Perth Glory v Western Sydney Wanderers - Sunday 7pm AEDT, 4pm local
Tony Popovic? Sentimental? Not likely - and nor is there not much room for sentiment in football ($). The fact that his former team, which he once ruled with an iron fist in a velvet glove, means nothing. He has a job to do; that is to turn around the fortune of Perth Glory; and that's what he's focussed on.
In a report that starts with Babbel's comments on Bolt (see next item), it could be a tough ask for the Wanderers in Perth without Patrick Ziegler (knee), Kosta Grozos (knee) and Mark Bridge (calf). He said he has no recruitment plans - “this is a money thing” - but the players are working hard. Babbel said much the same thing here via Fairfax.

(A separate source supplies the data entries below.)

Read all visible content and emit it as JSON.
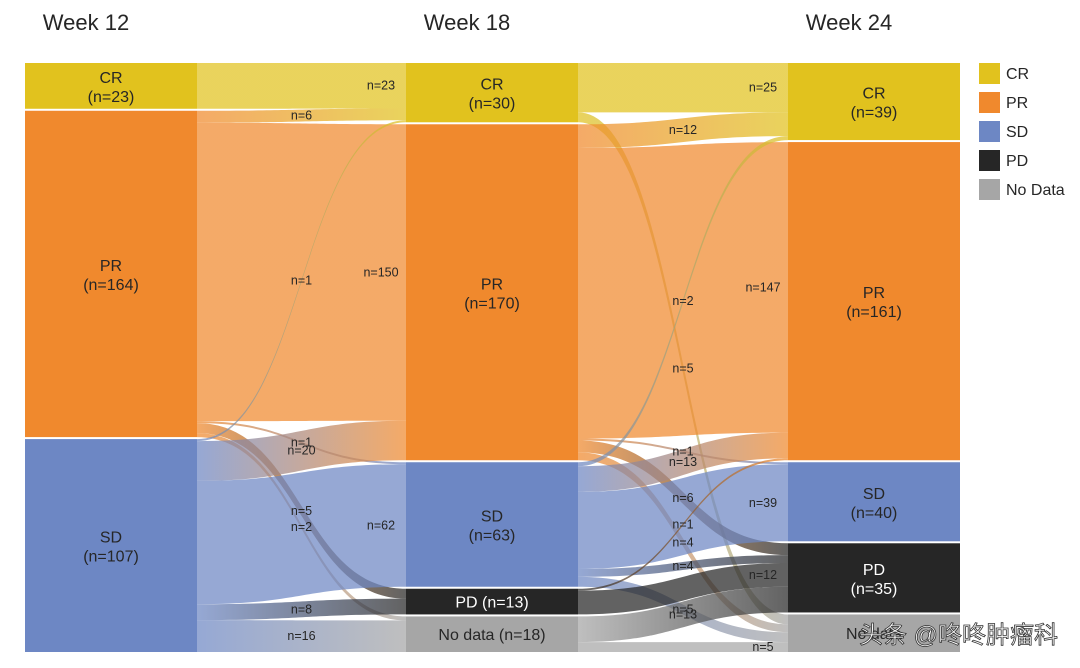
{
  "chart_data": {
    "type": "sankey",
    "columns": [
      {
        "title": "Week 12",
        "nodes": [
          {
            "id": "w12-cr",
            "line1": "CR",
            "line2": "(n=23)",
            "category": "CR",
            "value": 23
          },
          {
            "id": "w12-pr",
            "line1": "PR",
            "line2": "(n=164)",
            "category": "PR",
            "value": 164
          },
          {
            "id": "w12-sd",
            "line1": "SD",
            "line2": "(n=107)",
            "category": "SD",
            "value": 107
          }
        ]
      },
      {
        "title": "Week 18",
        "nodes": [
          {
            "id": "w18-cr",
            "line1": "CR",
            "line2": "(n=30)",
            "category": "CR",
            "value": 30
          },
          {
            "id": "w18-pr",
            "line1": "PR",
            "line2": "(n=170)",
            "category": "PR",
            "value": 170
          },
          {
            "id": "w18-sd",
            "line1": "SD",
            "line2": "(n=63)",
            "category": "SD",
            "value": 63
          },
          {
            "id": "w18-pd",
            "line1": "PD (n=13)",
            "line2": "",
            "category": "PD",
            "value": 13
          },
          {
            "id": "w18-nd",
            "line1": "No data (n=18)",
            "line2": "",
            "category": "No Data",
            "value": 18
          }
        ]
      },
      {
        "title": "Week 24",
        "nodes": [
          {
            "id": "w24-cr",
            "line1": "CR",
            "line2": "(n=39)",
            "category": "CR",
            "value": 39
          },
          {
            "id": "w24-pr",
            "line1": "PR",
            "line2": "(n=161)",
            "category": "PR",
            "value": 161
          },
          {
            "id": "w24-sd",
            "line1": "SD",
            "line2": "(n=40)",
            "category": "SD",
            "value": 40
          },
          {
            "id": "w24-pd",
            "line1": "PD",
            "line2": "(n=35)",
            "category": "PD",
            "value": 35
          },
          {
            "id": "w24-nd",
            "line1": "No data",
            "line2": "",
            "category": "No Data",
            "value": 19
          }
        ]
      }
    ],
    "links": [
      {
        "from": "w12-cr",
        "to": "w18-cr",
        "value": 23,
        "label": "n=23"
      },
      {
        "from": "w12-pr",
        "to": "w18-cr",
        "value": 6,
        "label": "n=6"
      },
      {
        "from": "w12-sd",
        "to": "w18-cr",
        "value": 1,
        "label": "n=1"
      },
      {
        "from": "w12-pr",
        "to": "w18-pr",
        "value": 150,
        "label": "n=150"
      },
      {
        "from": "w12-sd",
        "to": "w18-pr",
        "value": 20,
        "label": "n=20"
      },
      {
        "from": "w12-pr",
        "to": "w18-sd",
        "value": 1,
        "label": "n=1"
      },
      {
        "from": "w12-sd",
        "to": "w18-sd",
        "value": 62,
        "label": "n=62"
      },
      {
        "from": "w12-pr",
        "to": "w18-pd",
        "value": 5,
        "label": "n=5"
      },
      {
        "from": "w12-sd",
        "to": "w18-pd",
        "value": 8,
        "label": "n=8"
      },
      {
        "from": "w12-pr",
        "to": "w18-nd",
        "value": 2,
        "label": "n=2"
      },
      {
        "from": "w12-sd",
        "to": "w18-nd",
        "value": 16,
        "label": "n=16"
      },
      {
        "from": "w18-cr",
        "to": "w24-cr",
        "value": 25,
        "label": "n=25"
      },
      {
        "from": "w18-cr",
        "to": "w24-nd",
        "value": 5,
        "label": "n=5"
      },
      {
        "from": "w18-pr",
        "to": "w24-cr",
        "value": 12,
        "label": "n=12"
      },
      {
        "from": "w18-pr",
        "to": "w24-pr",
        "value": 147,
        "label": "n=147"
      },
      {
        "from": "w18-pr",
        "to": "w24-sd",
        "value": 1,
        "label": "n=1"
      },
      {
        "from": "w18-pr",
        "to": "w24-pd",
        "value": 6,
        "label": "n=6"
      },
      {
        "from": "w18-pr",
        "to": "w24-nd",
        "value": 4,
        "label": "n=4"
      },
      {
        "from": "w18-sd",
        "to": "w24-cr",
        "value": 2,
        "label": "n=2"
      },
      {
        "from": "w18-sd",
        "to": "w24-pr",
        "value": 13,
        "label": "n=13"
      },
      {
        "from": "w18-sd",
        "to": "w24-sd",
        "value": 39,
        "label": "n=39"
      },
      {
        "from": "w18-sd",
        "to": "w24-pd",
        "value": 4,
        "label": "n=4"
      },
      {
        "from": "w18-sd",
        "to": "w24-nd",
        "value": 5,
        "label": "n=5"
      },
      {
        "from": "w18-pd",
        "to": "w24-pr",
        "value": 1,
        "label": "n=1"
      },
      {
        "from": "w18-pd",
        "to": "w24-pd",
        "value": 12,
        "label": "n=12"
      },
      {
        "from": "w18-nd",
        "to": "w24-pd",
        "value": 13,
        "label": "n=13"
      },
      {
        "from": "w18-nd",
        "to": "w24-nd",
        "value": 5,
        "label": "n=5"
      }
    ],
    "legend": {
      "placement": "right",
      "items": [
        {
          "label": "CR",
          "color": "#e1c21e"
        },
        {
          "label": "PR",
          "color": "#f0892d"
        },
        {
          "label": "SD",
          "color": "#6d87c4"
        },
        {
          "label": "PD",
          "color": "#262626"
        },
        {
          "label": "No Data",
          "color": "#a6a6a6"
        }
      ]
    }
  },
  "watermark": "头条 @咚咚肿瘤科"
}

Markus Babbel spoke a little more freely - perhaps - than he might to a local media outlet, with the Western Sydney Wanderers coach, who was capped 51 times for Germany, telling Swiss Blick newspaper that Usain Bolt is a “legend” who has brought a lot of attention to the A-League, but he is not good enough for it. He said it's not possible to switch from athletics to football, particularly at that age, and if it was others would do it.
Calling a game
Brenton Speed on the art of calling a game ($), the preparation he puts into it, and how “Oh my goodness, oh my goodness ...” was simply a spontaneous reaction to Riley McGree's incredible scorpion kick in the semi-final last season.